Behind him, the sky explodes.
-----
As always when torn from sleep by a dream of Scarif, she jerks awake in a cold sweat, feeling like she’s shed a second skin, like maybe it wasn’t a dream at all. “Cassian?” she gasps into the hazy half-darkness, and her nerves sing with something like relief as she hears him shift in his seat.

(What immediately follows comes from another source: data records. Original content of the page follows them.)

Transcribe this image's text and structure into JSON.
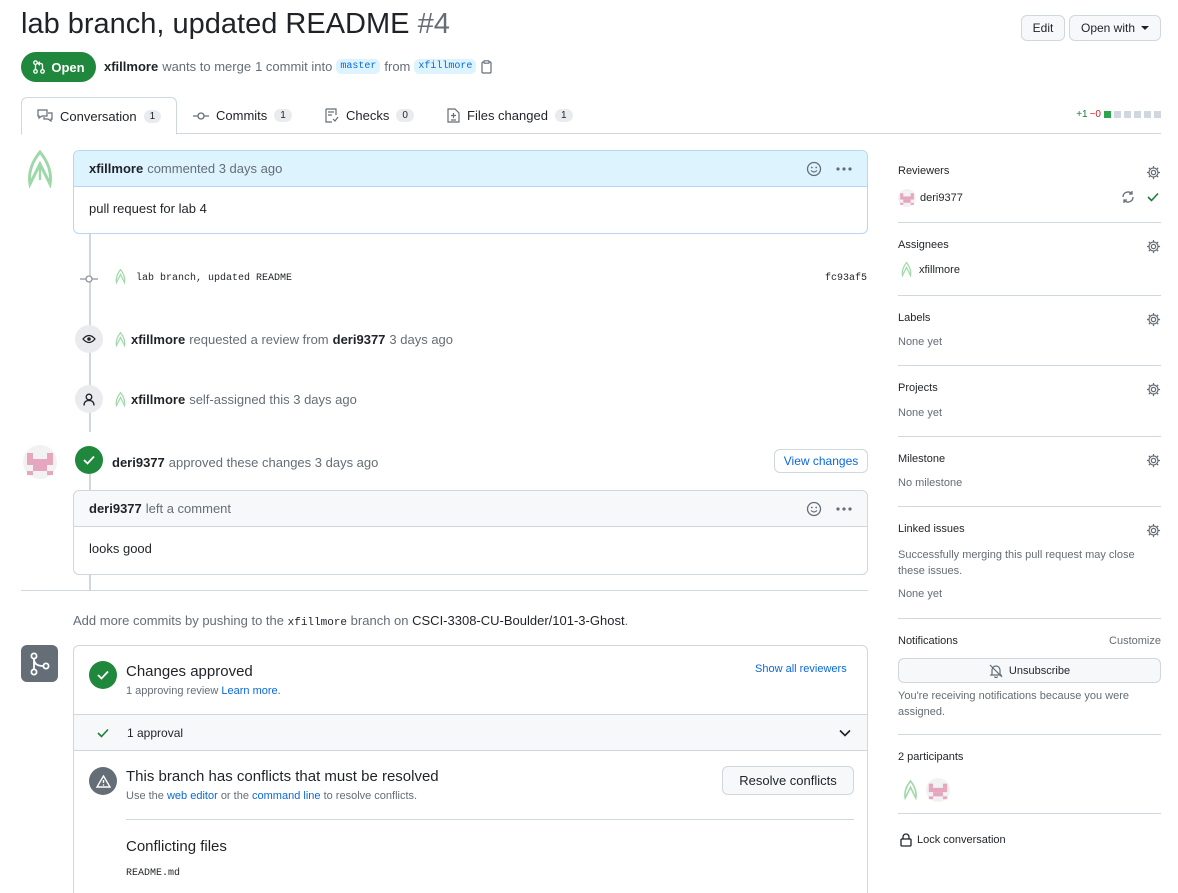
{
  "pr": {
    "title": "lab branch, updated README",
    "number": "#4",
    "state": "Open",
    "author": "xfillmore",
    "merge_text_a": "wants to merge",
    "merge_count": "1 commit into",
    "base_branch": "master",
    "from_text": "from",
    "head_branch": "xfillmore"
  },
  "header_buttons": {
    "edit": "Edit",
    "open_with": "Open with"
  },
  "tabs": [
    {
      "label": "Conversation",
      "count": "1"
    },
    {
      "label": "Commits",
      "count": "1"
    },
    {
      "label": "Checks",
      "count": "0"
    },
    {
      "label": "Files changed",
      "count": "1"
    }
  ],
  "diffstat": {
    "add": "+1",
    "del": "−0"
  },
  "timeline": {
    "comment1": {
      "author": "xfillmore",
      "meta": "commented 3 days ago",
      "body": "pull request for lab 4"
    },
    "commit": {
      "message": "lab branch, updated README",
      "sha": "fc93af5"
    },
    "review_request": {
      "actor": "xfillmore",
      "text": "requested a review from",
      "target": "deri9377",
      "time": "3 days ago"
    },
    "self_assign": {
      "actor": "xfillmore",
      "text": "self-assigned this 3 days ago"
    },
    "approval": {
      "actor": "deri9377",
      "text": "approved these changes 3 days ago",
      "button": "View changes"
    },
    "comment2": {
      "author": "deri9377",
      "meta": "left a comment",
      "body": "looks good"
    }
  },
  "push_hint": {
    "a": "Add more commits by pushing to the",
    "branch": "xfillmore",
    "b": "branch on",
    "repo": "CSCI-3308-CU-Boulder/101-3-Ghost",
    "c": "."
  },
  "merge": {
    "approved_title": "Changes approved",
    "approved_sub": "1 approving review",
    "learn_more": "Learn more.",
    "show_reviewers": "Show all reviewers",
    "approval_count": "1 approval",
    "conflict_title": "This branch has conflicts that must be resolved",
    "conflict_a": "Use the",
    "web_editor": "web editor",
    "conflict_b": "or the",
    "command_line": "command line",
    "conflict_c": "to resolve conflicts.",
    "resolve_button": "Resolve conflicts",
    "conflicting_files_title": "Conflicting files",
    "conflict_file": "README.md"
  },
  "sidebar": {
    "reviewers": {
      "title": "Reviewers",
      "user": "deri9377"
    },
    "assignees": {
      "title": "Assignees",
      "user": "xfillmore"
    },
    "labels": {
      "title": "Labels",
      "value": "None yet"
    },
    "projects": {
      "title": "Projects",
      "value": "None yet"
    },
    "milestone": {
      "title": "Milestone",
      "value": "No milestone"
    },
    "linked": {
      "title": "Linked issues",
      "desc": "Successfully merging this pull request may close these issues.",
      "value": "None yet"
    },
    "notifications": {
      "title": "Notifications",
      "customize": "Customize",
      "button": "Unsubscribe",
      "desc": "You're receiving notifications because you were assigned."
    },
    "participants": {
      "title": "2 participants"
    },
    "lock": "Lock conversation"
  },
  "colors": {
    "green": "#1f883d",
    "link": "#0969da",
    "border": "#d0d7de"
  }
}
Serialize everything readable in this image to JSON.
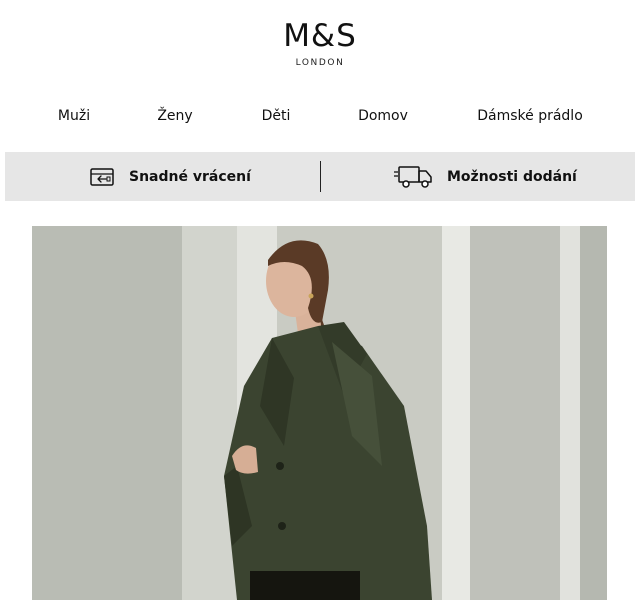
{
  "brand": {
    "name": "M&S",
    "sub": "LONDON"
  },
  "nav": {
    "items": [
      {
        "label": "Muži"
      },
      {
        "label": "Ženy"
      },
      {
        "label": "Děti"
      },
      {
        "label": "Domov"
      },
      {
        "label": "Dámské prádlo"
      }
    ]
  },
  "services": {
    "returns": {
      "label": "Snadné vrácení",
      "icon": "return-box-icon"
    },
    "delivery": {
      "label": "Možnosti dodání",
      "icon": "delivery-truck-icon"
    }
  },
  "hero": {
    "image": "woman-in-green-leather-jacket-photo",
    "colors": {
      "jacket": "#3b4430",
      "wall": "#c4c6bf",
      "hair": "#5a3a26"
    }
  }
}
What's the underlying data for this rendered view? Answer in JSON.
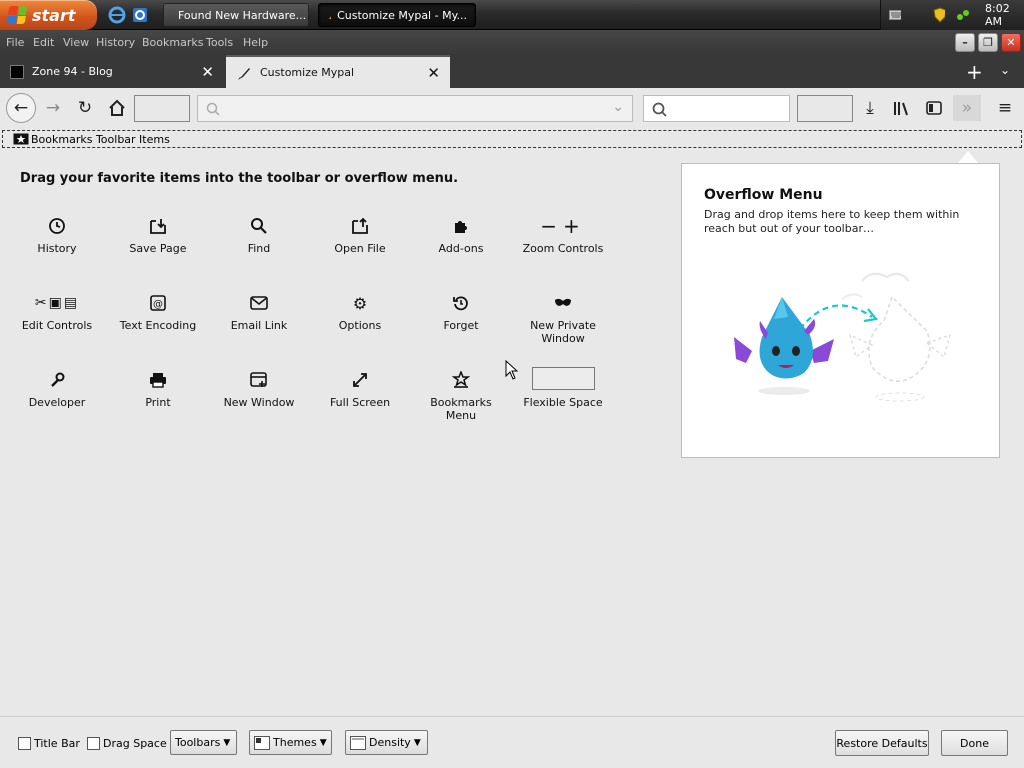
{
  "taskbar": {
    "start_label": "start",
    "tasks": [
      {
        "label": "Found New Hardware..."
      },
      {
        "label": "Customize Mypal - My..."
      }
    ],
    "clock": "8:02 AM",
    "colors": {
      "start": "#d2561c",
      "taskbar": "#2a2a2a"
    }
  },
  "menubar": {
    "items": [
      "File",
      "Edit",
      "View",
      "History",
      "Bookmarks",
      "Tools",
      "Help"
    ]
  },
  "tabs": [
    {
      "label": "Zone 94 - Blog",
      "active": false
    },
    {
      "label": "Customize Mypal",
      "active": true
    }
  ],
  "bookmarks_toolbar": {
    "label": "Bookmarks Toolbar Items"
  },
  "customize": {
    "heading": "Drag your favorite items into the toolbar or overflow menu.",
    "items": [
      {
        "label": "History",
        "icon": "clock-icon"
      },
      {
        "label": "Save Page",
        "icon": "save-page-icon"
      },
      {
        "label": "Find",
        "icon": "search-icon"
      },
      {
        "label": "Open File",
        "icon": "open-file-icon"
      },
      {
        "label": "Add-ons",
        "icon": "puzzle-icon"
      },
      {
        "label": "Zoom Controls",
        "icon": "zoom-icon"
      },
      {
        "label": "Edit Controls",
        "icon": "edit-controls-icon"
      },
      {
        "label": "Text Encoding",
        "icon": "text-encoding-icon"
      },
      {
        "label": "Email Link",
        "icon": "envelope-icon"
      },
      {
        "label": "Options",
        "icon": "gear-icon"
      },
      {
        "label": "Forget",
        "icon": "forget-icon"
      },
      {
        "label": "New Private Window",
        "icon": "mask-icon"
      },
      {
        "label": "Developer",
        "icon": "wrench-icon"
      },
      {
        "label": "Print",
        "icon": "printer-icon"
      },
      {
        "label": "New Window",
        "icon": "new-window-icon"
      },
      {
        "label": "Full Screen",
        "icon": "fullscreen-icon"
      },
      {
        "label": "Bookmarks Menu",
        "icon": "bookmarks-menu-icon"
      },
      {
        "label": "Flexible Space",
        "icon": "flexible-space-icon"
      }
    ]
  },
  "overflow": {
    "title": "Overflow Menu",
    "description": "Drag and drop items here to keep them within reach but out of your toolbar…"
  },
  "bottom": {
    "title_bar": "Title Bar",
    "drag_space": "Drag Space",
    "toolbars": "Toolbars",
    "themes": "Themes",
    "density": "Density",
    "restore": "Restore Defaults",
    "done": "Done"
  }
}
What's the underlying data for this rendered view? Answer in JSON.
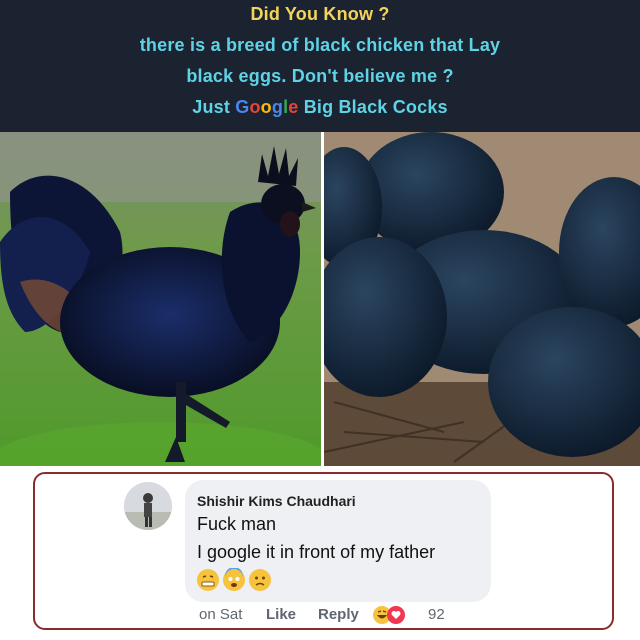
{
  "caption": {
    "line1": "Did You Know ?",
    "line2": "there is a breed of black chicken that Lay",
    "line3": "black eggs. Don't believe me ?",
    "line4_prefix": "Just",
    "line4_google": [
      "G",
      "o",
      "o",
      "g",
      "l",
      "e"
    ],
    "line4_suffix": "Big Black Cocks",
    "colors": {
      "heading": "#f4d55a",
      "body": "#5ed3e6",
      "background": "#1c2330"
    }
  },
  "photos": {
    "left": "black-rooster-icon",
    "right": "black-eggs-icon"
  },
  "comment": {
    "author": "Shishir Kims Chaudhari",
    "text_line1": "Fuck man",
    "text_line2": "I google it in front of my father",
    "emojis": [
      "grimacing-sweat-emoji",
      "scared-emoji",
      "worried-emoji"
    ],
    "time": "on Sat",
    "like": "Like",
    "reply": "Reply",
    "reactions": [
      "haha-reaction-icon",
      "love-reaction-icon"
    ],
    "reaction_count": "92",
    "colors": {
      "frame": "#8a2b2e",
      "bubble": "#eef0f3"
    }
  }
}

“I’m here,” he says, and even husky with sleep his voice is steady like an anchor, like a promise. She feels small, suddenly, caged beneath the weight of what that promise might entail and she ducks her head, bites her lip hard to choke down the sob building at the base of her throat. Maybe, she thinks, maybe I’m not meant to endure, maybe I was never meant to survive that beach -
There’s a rustling from behind her and she flinches as warm fingers skim the surface of her knuckles, thread through her own. Jyn doesn’t turn her head but she can feel his eyes on her, and that’s when she starts sobbing, real, true cries that rack her entire frame and leave her shuddering against her seat. All she knows is the ache in her chest and Cassian’s hand intertwined with hers, and she clutches it tightly like he’s the thing that’s tethering her to solid ground.
“I’m here, Jyn,” he whispers over and over as his thumb movies in circles against her own, “I’m here, you’re not alone.”
Welcome home.
She’s not sure when she stops crying, only that her eyes sting and her lungs burn and she’s utterly exhausted. As her eyes flutter open-closed-open, she realizes she’s never thought of home as a someone instead of a someplace, but here in the shadow-soft interior of their Y-wing, on the run from the Empire along the edge of the galaxy and holding Cassian Andor’s hand like she holds her heart, she thinks that maybe she should start.